In the first of a new series, Stephen Adamson advises school leaders on important forthcoming legislation
Do you ever get tired of trailers on TV? They are the BBC's compensation for not being allowed to carry advertising. Instead of showing cars zooming over surreal landscapes, the Beeb bombards us with clips of upcoming programmes. By the time the show finally turns up, it's so familiar that it feels like a repeat.
Some government policies get equal advance billing; others are put out more quietly.
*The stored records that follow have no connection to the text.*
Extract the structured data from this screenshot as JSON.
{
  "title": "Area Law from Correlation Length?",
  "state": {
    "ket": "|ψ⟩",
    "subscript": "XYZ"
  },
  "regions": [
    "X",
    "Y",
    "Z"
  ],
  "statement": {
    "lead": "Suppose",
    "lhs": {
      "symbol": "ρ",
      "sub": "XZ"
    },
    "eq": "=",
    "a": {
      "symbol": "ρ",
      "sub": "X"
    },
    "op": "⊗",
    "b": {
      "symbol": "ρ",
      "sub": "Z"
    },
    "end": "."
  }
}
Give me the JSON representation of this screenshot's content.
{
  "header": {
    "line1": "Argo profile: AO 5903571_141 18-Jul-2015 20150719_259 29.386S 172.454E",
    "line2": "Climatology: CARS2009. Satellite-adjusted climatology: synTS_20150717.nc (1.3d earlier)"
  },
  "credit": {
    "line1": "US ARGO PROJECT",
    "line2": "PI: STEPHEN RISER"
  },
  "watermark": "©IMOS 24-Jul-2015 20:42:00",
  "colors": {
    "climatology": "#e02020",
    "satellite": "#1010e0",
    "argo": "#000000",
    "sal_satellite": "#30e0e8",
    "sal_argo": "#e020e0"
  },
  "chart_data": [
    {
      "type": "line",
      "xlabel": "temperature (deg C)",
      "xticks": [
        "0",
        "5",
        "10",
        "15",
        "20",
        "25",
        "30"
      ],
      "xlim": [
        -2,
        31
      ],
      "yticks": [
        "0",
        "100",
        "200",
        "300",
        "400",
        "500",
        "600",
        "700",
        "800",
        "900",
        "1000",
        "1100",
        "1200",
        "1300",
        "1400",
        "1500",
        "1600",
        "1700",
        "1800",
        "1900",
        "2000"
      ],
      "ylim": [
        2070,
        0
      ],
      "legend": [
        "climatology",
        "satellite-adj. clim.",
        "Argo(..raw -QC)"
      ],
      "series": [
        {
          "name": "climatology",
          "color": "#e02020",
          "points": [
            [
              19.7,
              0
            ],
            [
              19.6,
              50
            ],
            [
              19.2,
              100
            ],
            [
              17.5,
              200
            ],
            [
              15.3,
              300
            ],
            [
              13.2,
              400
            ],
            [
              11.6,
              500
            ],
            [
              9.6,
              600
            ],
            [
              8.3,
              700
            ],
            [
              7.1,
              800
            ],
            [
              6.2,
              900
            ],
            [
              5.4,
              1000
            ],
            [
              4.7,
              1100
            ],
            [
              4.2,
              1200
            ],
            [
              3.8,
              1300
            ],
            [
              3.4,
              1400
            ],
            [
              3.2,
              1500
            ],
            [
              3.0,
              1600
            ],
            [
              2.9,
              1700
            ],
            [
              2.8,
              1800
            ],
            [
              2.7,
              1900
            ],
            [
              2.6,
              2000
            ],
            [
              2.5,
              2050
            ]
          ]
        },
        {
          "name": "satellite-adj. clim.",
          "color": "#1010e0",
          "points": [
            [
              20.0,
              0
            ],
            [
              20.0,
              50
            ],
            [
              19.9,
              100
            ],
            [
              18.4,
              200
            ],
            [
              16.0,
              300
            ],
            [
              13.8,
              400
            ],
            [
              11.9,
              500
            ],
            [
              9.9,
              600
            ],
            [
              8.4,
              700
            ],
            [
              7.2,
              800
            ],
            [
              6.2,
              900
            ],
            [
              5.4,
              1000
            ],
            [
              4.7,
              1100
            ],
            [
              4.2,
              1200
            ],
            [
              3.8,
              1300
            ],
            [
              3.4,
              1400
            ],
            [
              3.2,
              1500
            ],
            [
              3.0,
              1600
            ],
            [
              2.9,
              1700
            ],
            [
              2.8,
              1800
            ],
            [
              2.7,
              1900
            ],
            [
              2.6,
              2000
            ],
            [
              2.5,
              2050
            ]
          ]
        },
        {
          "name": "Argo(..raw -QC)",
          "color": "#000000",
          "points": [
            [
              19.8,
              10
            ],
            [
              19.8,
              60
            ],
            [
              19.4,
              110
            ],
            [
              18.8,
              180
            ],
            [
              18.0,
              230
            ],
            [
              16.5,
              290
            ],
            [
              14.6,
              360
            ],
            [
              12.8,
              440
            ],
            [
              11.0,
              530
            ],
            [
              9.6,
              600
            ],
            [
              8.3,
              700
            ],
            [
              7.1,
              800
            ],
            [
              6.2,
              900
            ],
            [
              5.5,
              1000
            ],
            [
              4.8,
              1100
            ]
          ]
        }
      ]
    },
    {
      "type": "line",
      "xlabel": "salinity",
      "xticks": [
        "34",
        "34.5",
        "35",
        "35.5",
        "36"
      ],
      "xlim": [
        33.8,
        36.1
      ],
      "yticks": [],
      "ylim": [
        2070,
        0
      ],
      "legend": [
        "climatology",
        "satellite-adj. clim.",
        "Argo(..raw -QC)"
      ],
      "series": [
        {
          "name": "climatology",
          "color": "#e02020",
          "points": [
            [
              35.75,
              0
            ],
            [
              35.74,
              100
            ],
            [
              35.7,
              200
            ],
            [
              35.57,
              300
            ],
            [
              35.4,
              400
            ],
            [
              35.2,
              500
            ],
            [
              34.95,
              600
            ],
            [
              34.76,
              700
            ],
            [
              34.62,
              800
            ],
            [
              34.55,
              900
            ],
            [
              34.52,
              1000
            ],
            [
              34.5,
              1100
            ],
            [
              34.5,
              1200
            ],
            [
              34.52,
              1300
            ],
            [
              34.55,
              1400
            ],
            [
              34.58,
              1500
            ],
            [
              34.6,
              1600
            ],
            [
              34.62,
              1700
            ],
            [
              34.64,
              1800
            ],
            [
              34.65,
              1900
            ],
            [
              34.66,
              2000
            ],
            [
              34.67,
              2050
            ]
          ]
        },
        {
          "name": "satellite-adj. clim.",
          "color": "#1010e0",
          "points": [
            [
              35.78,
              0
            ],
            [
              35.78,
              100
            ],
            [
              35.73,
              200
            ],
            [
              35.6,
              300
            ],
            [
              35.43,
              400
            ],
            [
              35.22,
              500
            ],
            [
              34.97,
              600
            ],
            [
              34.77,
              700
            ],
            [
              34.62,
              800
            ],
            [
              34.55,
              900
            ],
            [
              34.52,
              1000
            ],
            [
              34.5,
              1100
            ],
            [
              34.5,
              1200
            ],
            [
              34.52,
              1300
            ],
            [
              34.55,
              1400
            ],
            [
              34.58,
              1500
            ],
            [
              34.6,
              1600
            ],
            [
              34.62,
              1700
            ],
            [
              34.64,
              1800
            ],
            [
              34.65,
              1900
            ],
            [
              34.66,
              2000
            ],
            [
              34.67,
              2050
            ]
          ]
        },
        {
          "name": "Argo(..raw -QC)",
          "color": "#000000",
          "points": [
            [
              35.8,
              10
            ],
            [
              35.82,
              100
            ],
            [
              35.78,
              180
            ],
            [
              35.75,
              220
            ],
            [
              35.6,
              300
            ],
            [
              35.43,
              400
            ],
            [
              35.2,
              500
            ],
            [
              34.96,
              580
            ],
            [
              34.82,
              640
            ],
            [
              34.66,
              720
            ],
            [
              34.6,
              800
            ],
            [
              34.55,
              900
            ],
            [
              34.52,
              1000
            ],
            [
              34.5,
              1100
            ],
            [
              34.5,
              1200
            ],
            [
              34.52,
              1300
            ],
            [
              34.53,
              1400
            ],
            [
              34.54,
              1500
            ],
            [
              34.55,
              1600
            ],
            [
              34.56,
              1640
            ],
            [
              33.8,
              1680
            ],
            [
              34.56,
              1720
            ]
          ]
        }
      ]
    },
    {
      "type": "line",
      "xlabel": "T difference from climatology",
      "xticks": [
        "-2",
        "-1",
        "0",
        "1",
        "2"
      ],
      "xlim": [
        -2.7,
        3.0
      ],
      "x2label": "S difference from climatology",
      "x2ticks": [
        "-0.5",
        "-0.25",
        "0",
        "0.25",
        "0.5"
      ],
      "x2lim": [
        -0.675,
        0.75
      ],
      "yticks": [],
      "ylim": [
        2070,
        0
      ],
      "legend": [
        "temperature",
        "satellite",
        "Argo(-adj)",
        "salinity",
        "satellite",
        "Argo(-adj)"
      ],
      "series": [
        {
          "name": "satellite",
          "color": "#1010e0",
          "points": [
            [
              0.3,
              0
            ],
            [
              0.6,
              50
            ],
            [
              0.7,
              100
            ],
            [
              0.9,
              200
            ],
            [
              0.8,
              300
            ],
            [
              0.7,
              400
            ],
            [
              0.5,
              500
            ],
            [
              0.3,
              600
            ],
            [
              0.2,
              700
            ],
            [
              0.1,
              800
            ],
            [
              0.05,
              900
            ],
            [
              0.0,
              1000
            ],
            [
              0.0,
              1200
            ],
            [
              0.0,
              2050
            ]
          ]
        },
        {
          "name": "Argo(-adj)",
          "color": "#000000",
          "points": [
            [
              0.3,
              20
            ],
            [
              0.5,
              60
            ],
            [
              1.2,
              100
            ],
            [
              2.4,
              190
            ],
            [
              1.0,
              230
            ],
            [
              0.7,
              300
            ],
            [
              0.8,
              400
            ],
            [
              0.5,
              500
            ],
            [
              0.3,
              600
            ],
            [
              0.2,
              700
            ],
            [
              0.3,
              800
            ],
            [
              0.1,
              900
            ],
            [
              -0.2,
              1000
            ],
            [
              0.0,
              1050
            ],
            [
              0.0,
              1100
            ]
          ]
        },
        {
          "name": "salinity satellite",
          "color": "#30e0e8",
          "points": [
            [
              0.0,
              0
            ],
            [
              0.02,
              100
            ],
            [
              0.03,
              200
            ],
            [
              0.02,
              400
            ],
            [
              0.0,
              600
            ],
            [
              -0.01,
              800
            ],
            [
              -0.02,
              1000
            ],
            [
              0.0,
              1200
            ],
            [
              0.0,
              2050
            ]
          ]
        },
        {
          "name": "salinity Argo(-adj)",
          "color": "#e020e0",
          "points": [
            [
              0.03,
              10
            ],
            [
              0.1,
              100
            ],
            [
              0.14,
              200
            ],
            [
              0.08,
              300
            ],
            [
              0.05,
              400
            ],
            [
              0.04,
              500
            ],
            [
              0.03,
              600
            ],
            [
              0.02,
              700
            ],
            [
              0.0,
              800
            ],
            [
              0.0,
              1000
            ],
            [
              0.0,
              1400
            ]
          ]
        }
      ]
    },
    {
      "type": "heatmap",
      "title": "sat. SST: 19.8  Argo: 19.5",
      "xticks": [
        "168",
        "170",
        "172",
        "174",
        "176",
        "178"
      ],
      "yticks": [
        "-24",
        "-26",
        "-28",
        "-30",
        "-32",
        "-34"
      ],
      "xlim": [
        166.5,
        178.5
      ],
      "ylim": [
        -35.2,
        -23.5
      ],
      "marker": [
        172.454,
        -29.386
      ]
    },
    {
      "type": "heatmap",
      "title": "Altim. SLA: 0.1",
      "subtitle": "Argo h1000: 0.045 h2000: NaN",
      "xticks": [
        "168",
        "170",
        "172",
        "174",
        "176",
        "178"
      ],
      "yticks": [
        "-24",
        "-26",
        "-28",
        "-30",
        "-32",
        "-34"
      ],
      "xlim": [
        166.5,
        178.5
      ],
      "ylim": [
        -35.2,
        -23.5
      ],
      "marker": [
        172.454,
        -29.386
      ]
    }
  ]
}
Surely, few governing bodies can be unaware that the annual parents' meeting is yesterday's man - but they should remember that this year they are still obligated to hold it, or follow a prescribed procedure if they don't want to.
Likewise, the school profile has been announced for a whole year, but don't imagine that you've seen it yet - because it is still in the editing suite at the Department for Education and Skills.
Often, the most interesting TV programmes lurk unheralded in the schedules.
Similarly, how many governors have pencilled in time for the Education (Review of Staffing Structure)(England) Regulations 2005, or have registered the consultation on the draft Statutory Guidance on May Pay Order? Yet the regulations (now in draft form) are due to come into force onMay 1, and will oblige governing bodies of maintained schools to undertake a major overhaul of their schools' staffing structures.
Governors must review the management and deployment of all staff - teachers, managers, and support staff. As the guidance puts it. this "must be a complete review, not an assimilation exercise". They must examine the pay and conditions of their teachers in relation to the school teachers'
pay and conditions document, and decide whether to change the grading and pay of support staff. In conducting the review, they must consult all staff and unions that represent them.
Teaching and learning responsibilities (TLR) do not appear in the draft rules, but are prominent in the guidance. Management allowances are out. In their place governing bodies are to determine this autumn what TLR posts they are to create (if any), which of the two possible levels they will be at, the pay appropriate to each, and who will get them. This should be in the context of an explicit pay policy to which the staffing structure should be appended.
The draft regulations state that the head must advise the governors, who must consider that advice. In practice, "advice" will mean "the bulk of the work", but the onus to ensure the review is carried out and decisions are made is on the governors.
Responsibility for doing something about the head's work-life balance is also written into the regulations. Governors are required to bear in mind the "desirability" of the heads achieving a balance between their "professional duties" and "the time required to pursue his (sic) personal interests outside work".
Unusually with rules directly affecting governing bodies, these are one-off. You must conduct the review by the end of this calendar year, not every year. It is a big task that cannot be put off.
Another important consultation for governors is not on a DfES channel, but on the Disability Rights Commission one. This is a new draft code of practice, attendant on the Disability Discrimination Bill, now going through Parliament. (Bear in mind that the draft of this Bill was first laid before Parliament in December 2003.) If passed, it will oblige public authorities, including local education authorities, and through them schools, to take more steps to eliminate discrimination against the disabled and ensure that they can enjoy equality of opportunity and access with the non-disabled.
The emphasis in the code is on consolidation rather than radical change.
There will be a tightening of the exceptions on grounds of expense that schools and other public bodies have been able to use hitherto. That does not mean all schools will have to get expensive builders in to improve disabled access overnight, but they should be considering their provision for disabled pupils and adults when drawing up their development plans.
Any governing body that thought its obligations were over when it met the basic requirements of the Special Educational Needs and Disability Act 2001 had better tune in.
While most of these changes will come about whatever happens on May 5, a change of management could produce a complete overhaul of the schedules.